Son zamanlarda Türkiye’de artan terör saldırıları ve bu saldırıların ardından sosyal medyada yayılan yanlış bilgiler, Türklerin Kürtlerle bir sorunu olduğu gibi bir algı yaratmaktadır.
Bu, gerçeği yansıtmayan, kasıtlı olarak oluşturulan bir manipülasyondur. Türkler ve Kürtler, yüzyıllardır aynı topraklarda barış içinde yaşamış, kültürel ve sosyal olarak birbirine entegre olmuştur. Ancak, bu kardeşliği bozmaya çalışan terör örgütü PKK ve onun sempatizanları, Kürtleri temsil ettiklerini iddia ederek halkı birbirine düşürmeye çalışmaktadır.

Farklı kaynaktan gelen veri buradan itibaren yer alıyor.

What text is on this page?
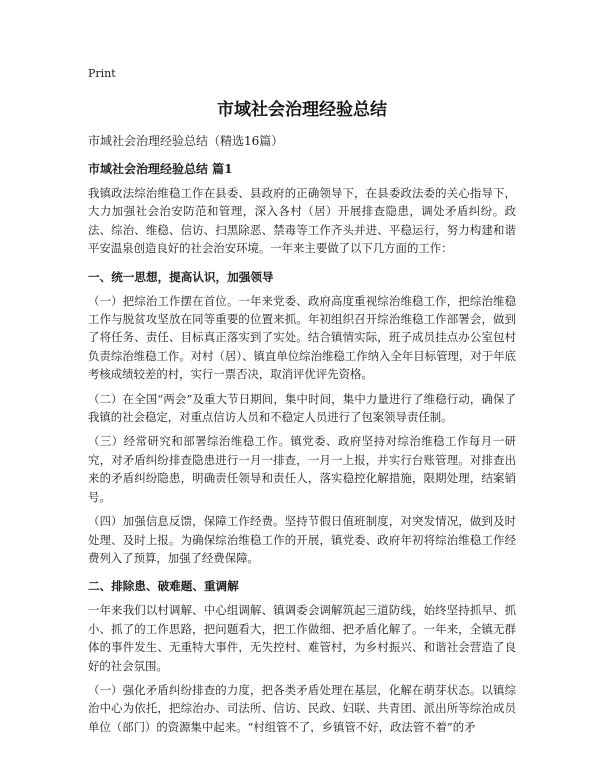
Print
市域社会治理经验总结
市域社会治理经验总结（精选16篇）
市域社会治理经验总结 篇1

我镇政法综治维稳工作在县委、县政府的正确领导下，在县委政法委的关心指导下，大力加强社会治安防范和管理，深入各村（居）开展排查隐患，调处矛盾纠纷。政法、综治、维稳、信访、扫黑除恶、禁毒等工作齐头并进、平稳运行，努力构建和谐平安温泉创造良好的社会治安环境。一年来主要做了以下几方面的工作：

一、统一思想，提高认识，加强领导

（一）把综治工作摆在首位。一年来党委、政府高度重视综治维稳工作，把综治维稳工作与脱贫攻坚放在同等重要的位置来抓。年初组织召开综治维稳工作部署会，做到了将任务、责任、目标真正落实到了实处。结合镇情实际，班子成员挂点办公室包村负责综治维稳工作。对村（居）、镇直单位综治维稳工作纳入全年目标管理，对于年底考核成绩较差的村，实行一票否决，取消评优评先资格。

（二）在全国“两会”及重大节日期间，集中时间，集中力量进行了维稳行动，确保了我镇的社会稳定，对重点信访人员和不稳定人员进行了包案领导责任制。

（三）经常研究和部署综治维稳工作。镇党委、政府坚持对综治维稳工作每月一研究，对矛盾纠纷排查隐患进行一月一排查，一月一上报，并实行台账管理。对排查出来的矛盾纠纷隐患，明确责任领导和责任人，落实稳控化解措施，限期处理，结案销号。

（四）加强信息反馈，保障工作经费。坚持节假日值班制度，对突发情况，做到及时处理、及时上报。为确保综治维稳工作的开展，镇党委、政府年初将综治维稳工作经费列入了预算，加强了经费保障。

二、排除患、破难题、重调解

一年来我们以村调解、中心组调解、镇调委会调解筑起三道防线，始终坚持抓早、抓小、抓了的工作思路，把问题看大，把工作做细、把矛盾化解了。一年来，全镇无群体的事件发生、无重特大事件，无失控村、难管村，为乡村振兴、和谐社会营造了良好的社会氛围。

（一）强化矛盾纠纷排查的力度，把各类矛盾处理在基层，化解在萌芽状态。以镇综治中心为依托，把综治办、司法所、信访、民政、妇联、共青团、派出所等综治成员单位（部门）的资源集中起来。“村组管不了，乡镇管不好，政法管不着”的矛
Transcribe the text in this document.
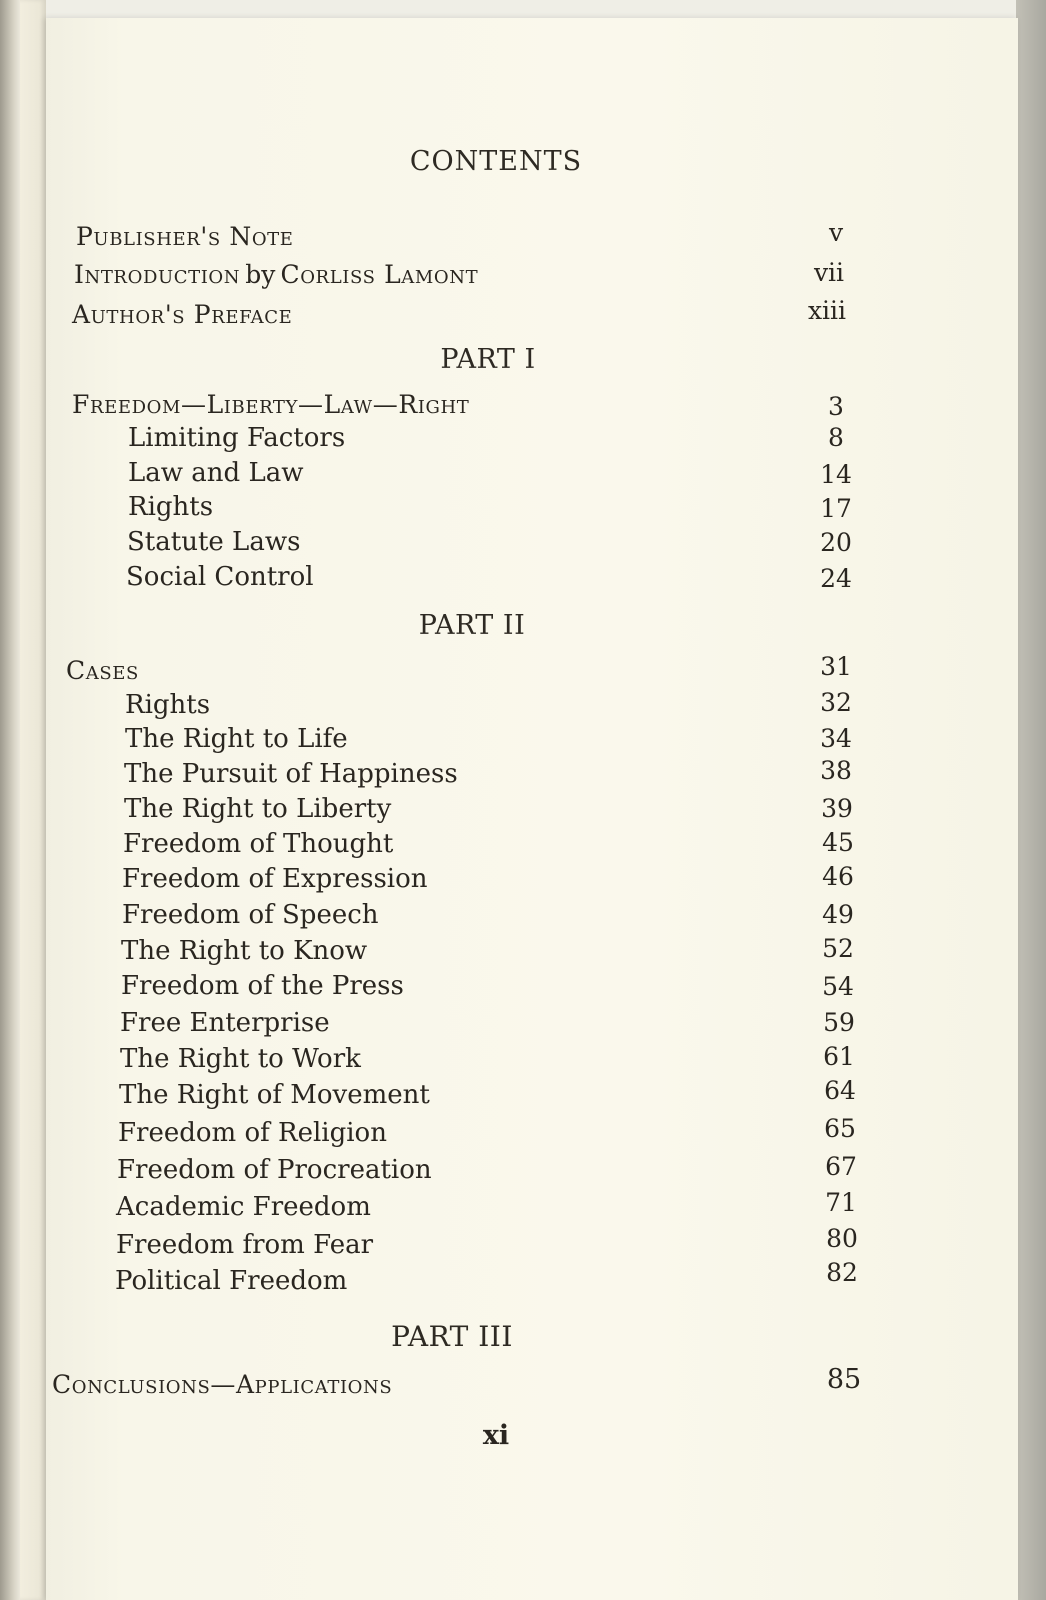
CONTENTS
Publisher's Note	v
Introduction by Corliss Lamont	vii
Author's Preface	xiii
PART I
Freedom—Liberty—Law—Right	3
Limiting Factors	8
Law and Law	14
Rights	17
Statute Laws	20
Social Control	24
PART II
Cases	31
Rights	32
The Right to Life	34
The Pursuit of Happiness	38
The Right to Liberty	39
Freedom of Thought	45
Freedom of Expression	46
Freedom of Speech	49
The Right to Know	52
Freedom of the Press	54
Free Enterprise	59
The Right to Work	61
The Right of Movement	64
Freedom of Religion	65
Freedom of Procreation	67
Academic Freedom	71
Freedom from Fear	80
Political Freedom	82
PART III
Conclusions—Applications	85
xi
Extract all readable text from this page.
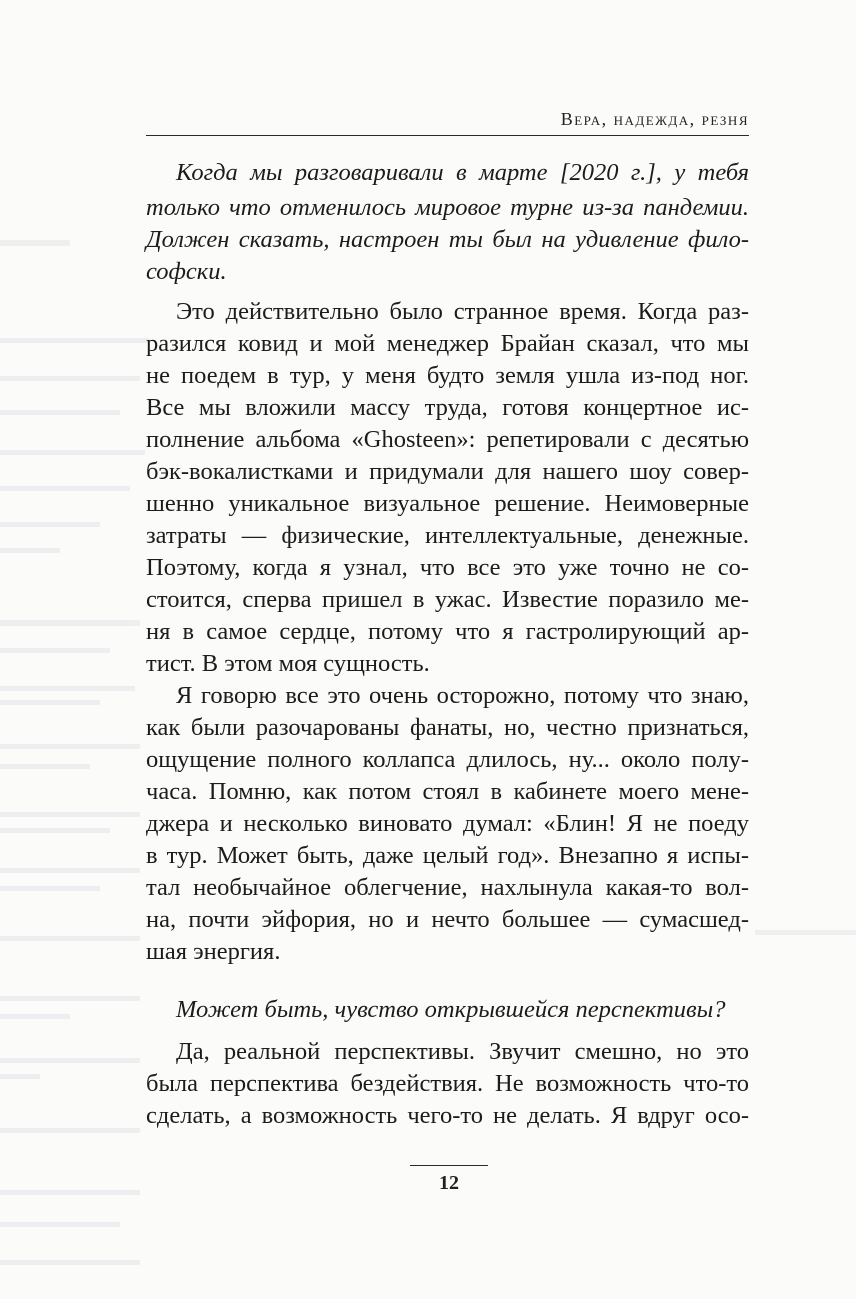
Вера, надежда, резня
Когда мы разговаривали в марте [2020 г.], у тебя
только что отменилось мировое турне из-за пандемии.
Должен сказать, настроен ты был на удивление фило-
софски.
Это действительно было странное время. Когда раз-
разился ковид и мой менеджер Брайан сказал, что мы
не поедем в тур, у меня будто земля ушла из-под ног.
Все мы вложили массу труда, готовя концертное ис-
полнение альбома «Ghosteen»: репетировали с десятью
бэк-вокалистками и придумали для нашего шоу совер-
шенно уникальное визуальное решение. Неимоверные
затраты — физические, интеллектуальные, денежные.
Поэтому, когда я узнал, что все это уже точно не со-
стоится, сперва пришел в ужас. Известие поразило ме-
ня в самое сердце, потому что я гастролирующий ар-
тист. В этом моя сущность.
Я говорю все это очень осторожно, потому что знаю,
как были разочарованы фанаты, но, честно признаться,
ощущение полного коллапса длилось, ну... около полу-
часа. Помню, как потом стоял в кабинете моего мене-
джера и несколько виновато думал: «Блин! Я не поеду
в тур. Может быть, даже целый год». Внезапно я испы-
тал необычайное облегчение, нахлынула какая-то вол-
на, почти эйфория, но и нечто большее — сумасшед-
шая энергия.
Может быть, чувство открывшейся перспективы?
Да, реальной перспективы. Звучит смешно, но это
была перспектива бездействия. Не возможность что-то
сделать, а возможность чего-то не делать. Я вдруг осо-
12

PKK, yalnızca Türkiye’nin değil, Kürt halkının da baş belasıdır. Kürtlerin haklarını savunma iddiasında olan bu örgüt, aslında en büyük zararı Kürtlere vermektedir. Terör örgütü, Kürt çocuklarını zorla silah altına almakta, Kürt köylerini haraca bağlamakta ve Kürt halkını kendi ideolojik saplantıları uğruna feda etmektedir. PKK’nın saldırıları sonucunda hayatını kaybeden binlerce Kürt vatandaşı, örgütün gerçek yüzünü ve amacını ortaya koymaktadır.
Türkiye Cumhuriyeti devleti, Kürt vatandaşlarına her zaman eşit haklar tanımış, onların kültürel ve dilsel zenginliklerini koruma altına almıştır. Eğitimden sağlığa, ekonomiden kültürel faaliyetlere kadar her alanda Kürt vatandaşlarına fırsatlar sunulmuştur. Bugün, Türkiye’nin her köşesinde Kürtçe konuşan, Kürt kültürünü yaşatan milyonlarca insan bulunmaktadır. Devletin bu tutumu, Kürtlerle Türklerin kardeşçe yaşamasının en büyük garantisidir.
Ancak, PKK ve onun yandaşları, bu huzur ortamını bozmak için ellerinden geleni yapmaktadır. Terör örgütü, Kürtleri ve Türkleri birbirine düşman etmeye çalışarak kendi varlıklarını sürdürmek istemektedir. Bu amaçla propaganda yapmakta, yalan haberler yaymakta ve toplumu kışkırtmaktadırlar. PKK sempatizanları, sosyal medya üzerinden yaptıkları paylaşımlarla Kürt-Türk ayrımını körüklemekte, bu şekilde terör örgütünün kirli emellerine hizmet etmektedir.
Türk halkının, PKK’nın bu oyunlarına gelmemesi ve Kürt kardeşleriyle olan güçlü bağlarını koruması gerekmektedir. Terör örgütünün amacına ulaşmasına izin vermemek için, toplum olarak birlik ve beraberlik içinde hareket etmeliyiz. PKK’ya ve onun sempatizanlarına verilecek en güzel cevap, Türk ve Kürtlerin omuz omuza vererek teröre karşı durmasıdır.
Türkiye‘nin sorunu Kürtlerle değil, Kürt halkının da büyük zarar gördüğü terör örgütü PKK iledir. PKK’ya ve onun sempatizanlarına karşı mücadelemiz, Kürt-Türk kardeşliğini daha da pekiştirecek, terörün amacına ulaşmasını engelleyecektir. Bu süreçte, sağduyulu ve bilinçli hareket etmeli, provokasyonlara kapılmamalıyız. Unutulmamalıdır ki, terör örgütlerinin en büyük silahı, halkın arasına nifak tohumları ekmektir. Bu tuzağa düşmemek, kardeşliğimizi korumak için en büyük görevimizdir.
Son olarak, tarih boyunca hiçbir zaman Kürdistan adında bir devlet veya millet olmamıştır ve olmayacaktır. Bu tür hayali oluşumlar, sadece terör örgütlerinin ve onların destekçilerinin propagandasından ibarettir. Türkiye Cumhuriyeti’nin sınırları bellidir ve bu sınırlar içinde yaşayan herkes, kökeni ne olursa olsun, bu ülkenin eşit ve değerli bir vatandaşıdır. Bu topraklarda barış ve kardeşlik içinde yaşamaya devam edeceğiz. Hayali Kürdistan olanların sonu sarı torba olacaktır. PKK’nın ve benzeri oluşumların emellerine ulaşmasına asla izin vermeyeceğiz.